Sometimes, a heavy swig of nostalgia and Turtle Power can overpower traditional film criticism.
In the first live-action Ninja Turtles movie, director Steve Barron opted for grittiness and dark lighting for his heroes, drawing inspiration from the characters’ broody comic books. In the sequel, The Secret of the Ooze, director Michael Pressman goes brighter and far more comical, seemingly more inspired by the wildly popular nineties cartoon series. The Turtles are given broad lines to speak and dated vaudeville routines to perform, and under all the happy, bright lighting, it’s hard to ignore the rather dubious lip articulation on those dodgy masks.
The quest for a more child-friendly film also means the Turtles largely refrain from using their weapons. The filmmakers wanted to tone down the violence, so the nunchucks, sai, katanas, and bo staff become decorative pieces as the Turtles instead use kitchen supplies and pratfalls to attack their foes. Also, Vanilla Ice makes an important cameo to deliver “ninja rap” to a generation of unsuspecting kids. (We still know every word.)
To put it another way, it’s a little too Michelangelo. But deliberately so.
All of these changes indicate a very specific directive: make it fun. Many kids left the first film wondering why it wasn’t like the cartoon, and the studio was not going to repeat that mistake. In changing the tone, the film does make plenty of mistakes. Jokes rarely land for anyone out of middle school. Tokka and Rahzar, the film’s answer to cartoon baddies Bebop and Rocksteady, offer no menace, and even the showdown with a mutated “Super-Shredder” amounts to nothing.
And yet the film gets one thing very, very right—and it’s a big one for true fans of these characters: it perfectly captures the essence of the early-1990s TMNT craze.

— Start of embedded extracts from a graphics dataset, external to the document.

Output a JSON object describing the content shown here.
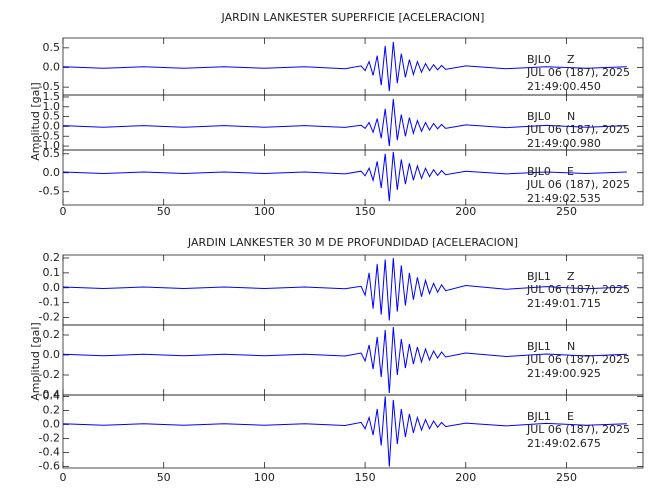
{
  "chart_data": [
    {
      "type": "line",
      "title": "JARDIN LANKESTER SUPERFICIE [ACELERACION]",
      "ylabel": "Amplitud [gal]",
      "color": "#0000ff",
      "xlim": [
        0,
        288
      ],
      "xticks": [
        0,
        50,
        100,
        150,
        200,
        250
      ],
      "x": [
        0,
        20,
        40,
        60,
        80,
        100,
        120,
        140,
        148,
        150,
        152,
        154,
        156,
        158,
        160,
        162,
        164,
        166,
        168,
        170,
        172,
        174,
        176,
        178,
        180,
        182,
        184,
        186,
        188,
        190,
        200,
        220,
        240,
        260,
        280
      ],
      "panels": [
        {
          "station": "BJL0",
          "component": "Z",
          "date": "JUL 06 (187), 2025",
          "time": "21:49:00.450",
          "ylim": [
            -0.7,
            0.75
          ],
          "yticks": [
            {
              "value": 0.5,
              "label": "0.5"
            },
            {
              "value": 0,
              "label": "0.0"
            },
            {
              "value": -0.5,
              "label": "-0.5"
            }
          ],
          "values": [
            0.02,
            -0.02,
            0.02,
            -0.02,
            0.02,
            -0.02,
            0.02,
            -0.03,
            0.04,
            -0.08,
            0.15,
            -0.2,
            0.3,
            -0.45,
            0.55,
            -0.6,
            0.65,
            -0.4,
            0.35,
            -0.25,
            0.2,
            -0.18,
            0.15,
            -0.12,
            0.1,
            -0.08,
            0.07,
            -0.06,
            0.05,
            -0.05,
            0.04,
            -0.03,
            0.02,
            -0.02,
            0.02
          ]
        },
        {
          "station": "BJL0",
          "component": "N",
          "date": "JUL 06 (187), 2025",
          "time": "21:49:00.980",
          "ylim": [
            -1.2,
            1.6
          ],
          "yticks": [
            {
              "value": 1.5,
              "label": "1.5"
            },
            {
              "value": 1,
              "label": "1.0"
            },
            {
              "value": 0.5,
              "label": "0.5"
            },
            {
              "value": 0,
              "label": "0.0"
            },
            {
              "value": -0.5,
              "label": "-0.5"
            },
            {
              "value": -1,
              "label": "-1.0"
            }
          ],
          "values": [
            0.04,
            -0.04,
            0.04,
            -0.04,
            0.04,
            -0.04,
            0.04,
            -0.05,
            0.06,
            -0.1,
            0.2,
            -0.3,
            0.4,
            -0.6,
            0.9,
            -1.0,
            1.4,
            -0.7,
            0.6,
            -0.5,
            0.45,
            -0.35,
            0.3,
            -0.25,
            0.2,
            -0.18,
            0.15,
            -0.12,
            0.1,
            -0.1,
            0.08,
            -0.06,
            0.05,
            -0.04,
            0.04
          ]
        },
        {
          "station": "BJL0",
          "component": "E",
          "date": "JUL 06 (187), 2025",
          "time": "21:49:02.535",
          "ylim": [
            -0.85,
            0.6
          ],
          "yticks": [
            {
              "value": 0.5,
              "label": "0.5"
            },
            {
              "value": 0,
              "label": "0.0"
            },
            {
              "value": -0.5,
              "label": "-0.5"
            }
          ],
          "values": [
            0.02,
            -0.02,
            0.02,
            -0.02,
            0.02,
            -0.02,
            0.02,
            -0.03,
            0.04,
            -0.08,
            0.12,
            -0.2,
            0.3,
            -0.4,
            0.5,
            -0.75,
            0.55,
            -0.45,
            0.35,
            -0.3,
            0.25,
            -0.2,
            0.18,
            -0.15,
            0.12,
            -0.1,
            0.08,
            -0.07,
            0.06,
            -0.05,
            0.04,
            -0.03,
            0.02,
            -0.02,
            0.02
          ]
        }
      ]
    },
    {
      "type": "line",
      "title": "JARDIN LANKESTER 30 M DE PROFUNDIDAD [ACELERACION]",
      "ylabel": "Amplitud [gal]",
      "color": "#0000ff",
      "xlim": [
        0,
        288
      ],
      "xticks": [
        0,
        50,
        100,
        150,
        200,
        250
      ],
      "x": [
        0,
        20,
        40,
        60,
        80,
        100,
        120,
        140,
        148,
        150,
        152,
        154,
        156,
        158,
        160,
        162,
        164,
        166,
        168,
        170,
        172,
        174,
        176,
        178,
        180,
        182,
        184,
        186,
        188,
        190,
        200,
        220,
        240,
        260,
        280
      ],
      "panels": [
        {
          "station": "BJL1",
          "component": "Z",
          "date": "JUL 06 (187), 2025",
          "time": "21:49:01.715",
          "ylim": [
            -0.25,
            0.22
          ],
          "yticks": [
            0.2,
            0.1,
            {
              "value": 0,
              "label": "0.0"
            },
            -0.1,
            -0.2
          ],
          "values": [
            0.005,
            -0.005,
            0.005,
            -0.005,
            0.005,
            -0.005,
            0.005,
            -0.006,
            0.01,
            -0.05,
            0.1,
            -0.14,
            0.16,
            -0.18,
            0.19,
            -0.22,
            0.2,
            -0.16,
            0.15,
            -0.12,
            0.1,
            -0.08,
            0.07,
            -0.06,
            0.05,
            -0.04,
            0.03,
            -0.03,
            0.02,
            -0.02,
            0.015,
            -0.01,
            0.008,
            -0.006,
            0.005
          ]
        },
        {
          "station": "BJL1",
          "component": "N",
          "date": "JUL 06 (187), 2025",
          "time": "21:49:00.925",
          "ylim": [
            -0.4,
            0.3
          ],
          "yticks": [
            0.2,
            {
              "value": 0,
              "label": "0.0"
            },
            -0.2,
            -0.4
          ],
          "values": [
            0.008,
            -0.008,
            0.008,
            -0.008,
            0.008,
            -0.008,
            0.008,
            -0.01,
            0.02,
            -0.06,
            0.1,
            -0.14,
            0.18,
            -0.22,
            0.25,
            -0.38,
            0.28,
            -0.2,
            0.16,
            -0.13,
            0.11,
            -0.09,
            0.08,
            -0.07,
            0.06,
            -0.05,
            0.04,
            -0.03,
            0.03,
            -0.02,
            0.02,
            -0.015,
            0.01,
            -0.01,
            0.008
          ]
        },
        {
          "station": "BJL1",
          "component": "E",
          "date": "JUL 06 (187), 2025",
          "time": "21:49:02.675",
          "ylim": [
            -0.62,
            0.42
          ],
          "yticks": [
            0.4,
            0.2,
            {
              "value": 0,
              "label": "0.0"
            },
            -0.2,
            -0.4,
            -0.6
          ],
          "values": [
            0.01,
            -0.01,
            0.01,
            -0.01,
            0.01,
            -0.01,
            0.01,
            -0.015,
            0.03,
            -0.06,
            0.1,
            -0.15,
            0.22,
            -0.3,
            0.4,
            -0.6,
            0.35,
            -0.28,
            0.22,
            -0.18,
            0.15,
            -0.12,
            0.1,
            -0.08,
            0.07,
            -0.06,
            0.05,
            -0.04,
            0.03,
            -0.03,
            0.02,
            -0.02,
            0.015,
            -0.01,
            0.01
          ]
        }
      ]
    }
  ]
}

In attempting to honor the feel of the cartoon and maintain some of the darker tone from the first film and the original comic books, it somehow portions out the history of the Turtles in the midst of all the cheese. It’s fan service, par excellence.

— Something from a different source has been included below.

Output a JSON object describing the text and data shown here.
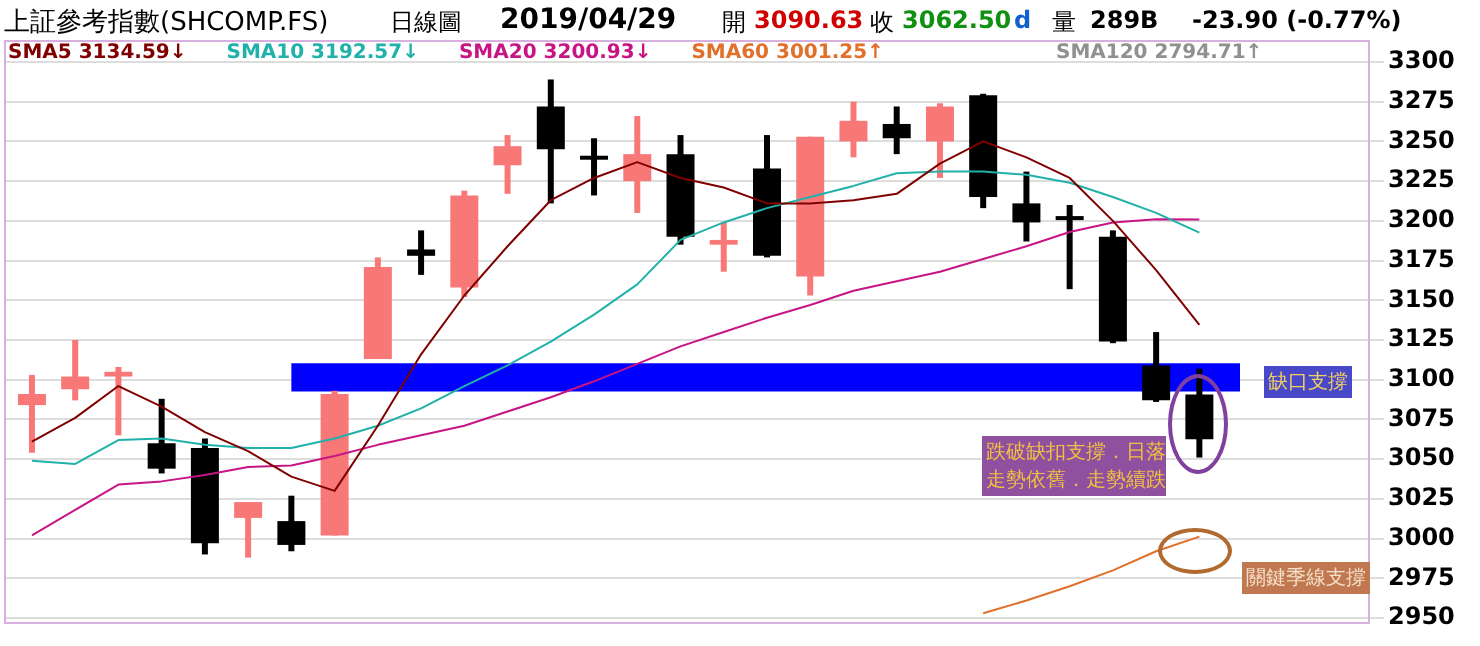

The inexplicable “Ninja, Ninja, RAP!” has become for those fans the anthem of a simpler time before smartphones, mortgages, and an endless stream of TMNT reboots (which true fans, naturally, view with suspicion if not open hostility). Certainly a slight film, Teenage Mutant Ninja Turtles II: The Secret of the Ooze is a VHS version of a faded photograph taken in a roller rink: a perfect distillation of one very goofy moment in time. And one you love to pull out of the shoebox every now and then.